Porsche claims it won't build any more than 918 units of this vehicle and it's perhaps a reflection of the perceived numerical superiority of the McLaren P1 and LaFerrari that it's still possible to walk into your local Porsche centre and place a deposit on a 918 Spyder. You'll need to come good with a sum of just over £650,000 for the standard car - or in the region of around £720,000 if you specify it with the optional Weissach performance package. This pack features a raft of small but effective aerodynamic upgrades, including front bumper winglets for added downforce, magnesium wheels and other lightweight but hugely expensive componentry that then shaves another 35kg off the kerb weight. That said, the fact that Porsche managed to one-up Ferrari and McLaren at the Nurburgring, coupled with the 918 Spyder's price coming in at over £200,000 less than either of its key rivals makes it look like the value offering here. The trouble is who in this market wants value? Extremity, outright power and expense are plus points in the hypercar sector, which is why Porsche still want your business and Ferrari need to prequalify you as a potential owner.

Cost of Ownership

It's hard to countenance too many people who have the cash reserves to be able to spend over £650,000 on a plaything being overly worried about fuel bills. That said, it's hard not to be impressed, if slightly nonplussed, by the economy and emissions figures of the 918 Spyder. Can a car that's got a higher power to weight ratio than a Bugatti Veyron really return 94mpg and emit just 79g/km? That's better than a Prius. There seems to be an element of 'cycle beating' here, Porsche cleverly gaming the EU systems for fuel economy measurement. It's something that hybrid cars have long been able to do and it'll be interesting to see what sort of real world economy figures the car is capable of. Depreciation is the great imponderable with the 918 Spyder. Those of you who remember the launch of the Carrera GT in 2004 will recall a very similar scenario. Porsche planned to build 1,500 cars but eventually just 1,270 were produced. It too was overshadowed by the more powerful Ferrari Enzo and the Bugatti Veyron, but after a period of poor residuals, it's belatedly been recognised as one of the greatest Porsche road cars of all time. Perhaps the 918 will go through a similar cycle. One thing's for sure. In the long term, talent talks and the 918 Spyder doesn't seem short of it.

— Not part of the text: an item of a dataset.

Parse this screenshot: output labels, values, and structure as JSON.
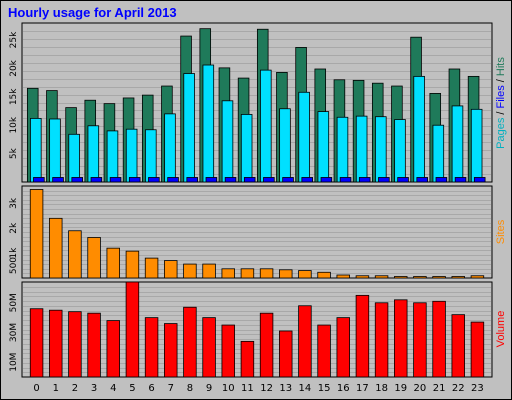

It's an incredible time of plenty if you have a spare million euros or so to throw at a car. The choices have never been more tempting, but whittling your selection to the three state of the art hybrid hypercars from Ferrari, McLaren and Porsche would not appear to favour the German car. The 918 Spyder is shatteringly fast, intimidatingly intelligent and quietly beautiful. It might well be the best car of the trio. It's not the most extreme though and in a market where subtlety is not a valued commodity, that may make this amazing car a surprisingly tough sell. If you have progressed beyond Top Trumps comparisons, you'll find the 918 Spyder a supremely well engineered vehicle and one which will be remembered as a model which decisively changed the way Porsche builds sports cars. If you prefer nuance, elegance and thoughtfulness in design to attention-deficit gaucheness, this may well be your perfect car.